Their responses were transformational and this report’s seven fundamental steps capture the key tactics used to dramatically cut their cost base and more effectively manage performance. These include:

·        Building leadership teams with a strong, compelling vision for cultural and operational change that can engender trust inside and out.
·        Treating operations as a strategic asset that can provide the basis of competitive advantage rather than simply a cost of doing business.
·        Addressing the core/non-core dilemma – defining and building world-class capability across core competencies and collaborating with organisations better placed to deliver those that are non-core.
·        Boosting performance management by understanding and measuring what is important and using the data to drive change and improvement.
·        Developing an innovation culture and managing change effectively – constantly looking for better ways of doing things, and innovating across technology and processes.
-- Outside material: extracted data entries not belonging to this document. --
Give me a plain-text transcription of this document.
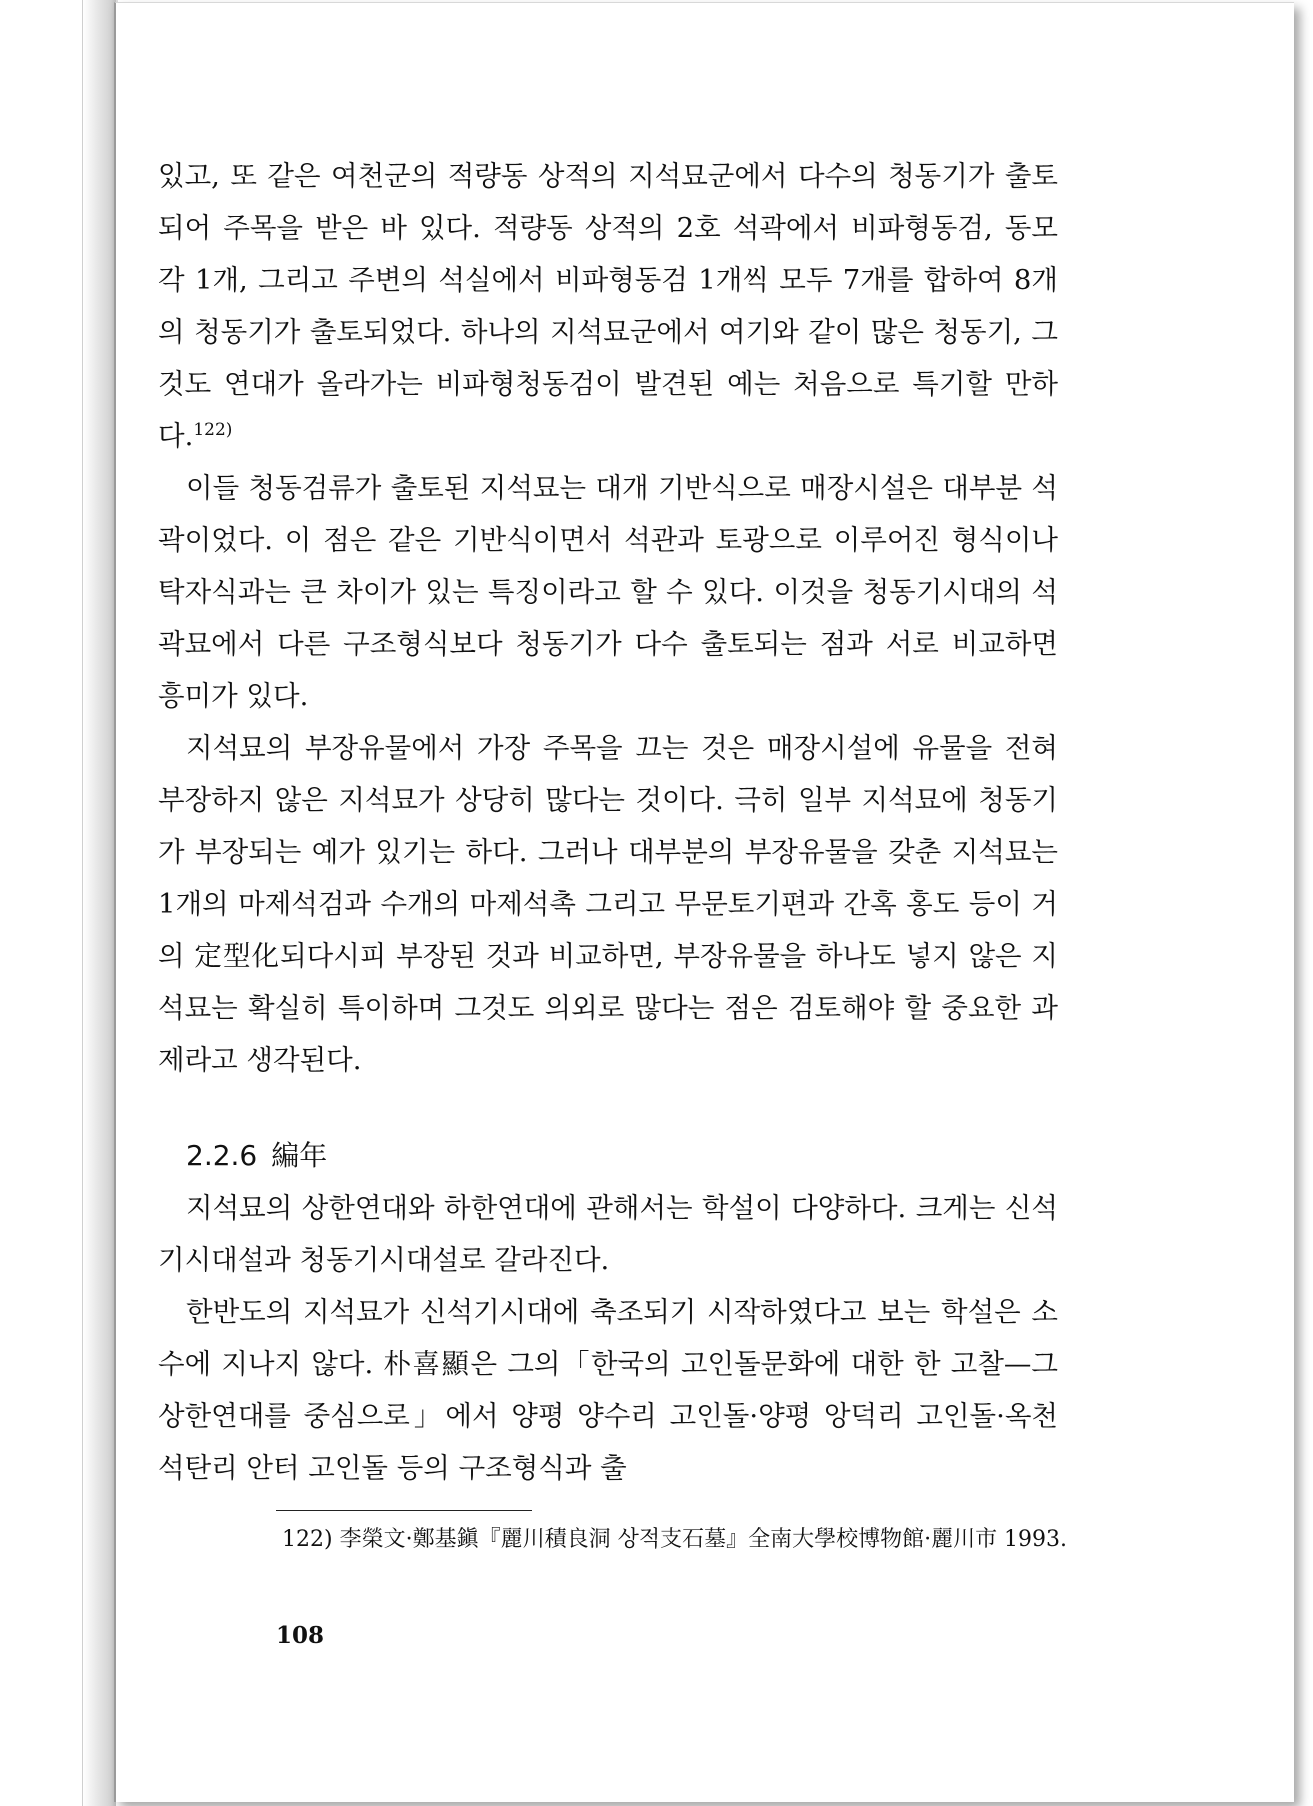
있고, 또 같은 여천군의 적량동 상적의 지석묘군에서 다수의 청동기가 출토되어 주목을 받은 바 있다. 적량동 상적의 2호 석곽에서 비파형동검, 동모 각 1개, 그리고 주변의 석실에서 비파형동검 1개씩 모두 7개를 합하여 8개의 청동기가 출토되었다. 하나의 지석묘군에서 여기와 같이 많은 청동기, 그것도 연대가 올라가는 비파형청동검이 발견된 예는 처음으로 특기할 만하다.$^{122)}$

이들 청동검류가 출토된 지석묘는 대개 기반식으로 매장시설은 대부분 석곽이었다. 이 점은 같은 기반식이면서 석관과 토광으로 이루어진 형식이나 탁자식과는 큰 차이가 있는 특징이라고 할 수 있다. 이것을 청동기시대의 석곽묘에서 다른 구조형식보다 청동기가 다수 출토되는 점과 서로 비교하면 흥미가 있다.

지석묘의 부장유물에서 가장 주목을 끄는 것은 매장시설에 유물을 전혀 부장하지 않은 지석묘가 상당히 많다는 것이다. 극히 일부 지석묘에 청동기가 부장되는 예가 있기는 하다. 그러나 대부분의 부장유물을 갖춘 지석묘는 1개의 마제석검과 수개의 마제석촉 그리고 무문토기편과 간혹 홍도 등이 거의 定型化되다시피 부장된 것과 비교하면, 부장유물을 하나도 넣지 않은 지석묘는 확실히 특이하며 그것도 의외로 많다는 점은 검토해야 할 중요한 과제라고 생각된다.

2.2.6 編年

지석묘의 상한연대와 하한연대에 관해서는 학설이 다양하다. 크게는 신석기시대설과 청동기시대설로 갈라진다.

한반도의 지석묘가 신석기시대에 축조되기 시작하였다고 보는 학설은 소수에 지나지 않다. 朴喜顯은 그의「한국의 고인돌문화에 대한 한 고찰—그 상한연대를 중심으로」에서 양평 양수리 고인돌·양평 앙덕리 고인돌·옥천 석탄리 안터 고인돌 등의 구조형식과 출

122) 李榮文·鄭基鎭『麗川積良洞 상적支石墓』全南大學校博物館·麗川市 1993.
108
PwC says the seven fundamentals will go a long way to helping firms secure sustained efficiencies of up to 30-40% – the guideline target set by the regulator. However, the report authors do not believe they are sufficient on their own. and that two other factors are crucial to maximising improvement potential and delivering the step change needed across the North Sea:

·        Encouraging sector wide collaboration between firms and across the supply chain will not only eliminate duplication, create scale and reduce costs, but will ensure the industry is able to swiftly react to future opportunities as they present themselves.
·        The report also highlights the influential role of a progressive regulator in helping firms implement best practice and successfully address market shifts, something that has been prevalent in driving change within the automotive, aeronautic, chemical and rail industries.